John Finkenberg, MD, serves as director of San Diego-based Alvarado Spine Center and on the board of directors at the North American Spine Society.

Dr. Finkenberg will serve on the panels "Payer Behavior: The Good, Bad and Intriguing Trends for Spine and ASCs" and "Capitol Hill Update: What to Expect From CMS, Midterm Elections and More" at Becker's 19th Annual Spine, Orthopedic & Pain Management-Driven ASC Conference. As part of an ongoing series, Becker's is talking to healthcare leaders who plan to speak at the conference, which will take place in Chicago from June 16-18. 

To learn more and register, click here.

Question: What issues are you spending most of your time on today?

Dr. John Finkenberg: NASS and I are spending most of our energy on issues regarding treatment authorization. More than 30 percent of our physicians report serious adverse events due to prior authorization requirements. We are noting prior authorization for treatments that are nonsurgical, such as prescribing tramadol. It is no longer appropriate to treat a patient before they show neurologic deficits that have been present for an extended period of time. Obviously, this puts the patient at risk of obtaining an outcome that is less than ideal, even with a perfect surgical procedure.

We are also following the continued threat of decreasing Medicare reimbursement. Despite multiple patches to [the Medicare Access and CHIP Reauthorization Act], physicians have still received a 20 percent decline in reimbursement when adjusted for inflation. This does not mean much to anyone until they hear that the cost of running a medical practice has increased by 39 percent. Overhead is now approximately 60 percent of a physician's gross income. This continues to rise due to the need for ancillary staff to call in for prior authorization and wait on hold for an hour until they can request the authorization.

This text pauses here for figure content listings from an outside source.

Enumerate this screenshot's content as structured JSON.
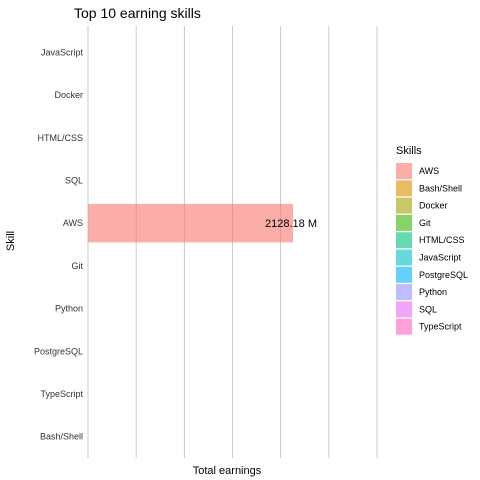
{
  "chart_data": {
    "type": "bar",
    "orientation": "horizontal",
    "title": "Top 10 earning skills",
    "xlabel": "Total earnings",
    "ylabel": "Skill",
    "categories": [
      "JavaScript",
      "Docker",
      "HTML/CSS",
      "SQL",
      "AWS",
      "Git",
      "Python",
      "PostgreSQL",
      "TypeScript",
      "Bash/Shell"
    ],
    "values": [
      null,
      null,
      null,
      null,
      2128.18,
      null,
      null,
      null,
      null,
      null
    ],
    "value_unit": "M",
    "data_labels": [
      {
        "category": "AWS",
        "text": "2128.18 M"
      }
    ],
    "xlim": [
      0,
      2900
    ],
    "x_gridlines": [
      0,
      500,
      1000,
      1500,
      2000,
      2500,
      3000
    ],
    "grid": true,
    "legend": {
      "title": "Skills",
      "position": "right",
      "entries": [
        {
          "label": "AWS",
          "color": "#F8766D"
        },
        {
          "label": "Bash/Shell",
          "color": "#D89000"
        },
        {
          "label": "Docker",
          "color": "#A3A500"
        },
        {
          "label": "Git",
          "color": "#39B600"
        },
        {
          "label": "HTML/CSS",
          "color": "#00BF7D"
        },
        {
          "label": "JavaScript",
          "color": "#00BFC4"
        },
        {
          "label": "PostgreSQL",
          "color": "#00B0F6"
        },
        {
          "label": "Python",
          "color": "#9590FF"
        },
        {
          "label": "SQL",
          "color": "#E76BF3"
        },
        {
          "label": "TypeScript",
          "color": "#FF62BC"
        }
      ]
    },
    "bar_color": "#F8766D",
    "bar_opacity": 0.6
  }
}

Surprise billing is also a concern, and NASS is adamant about holding the patient harmless and keeping them out of the problem created by narrow networking and forcing physicians to accept contracts that are not adequate to sustain their practices. Many physicians take ER calls to help their hospitals, but these volunteers should not be required to accept payment for their services at unacceptably low levels. Arbitration and utilization of the median costs of all insurers in a region are reasonable, but it cannot be the median of the lower-reimbursing insurer only.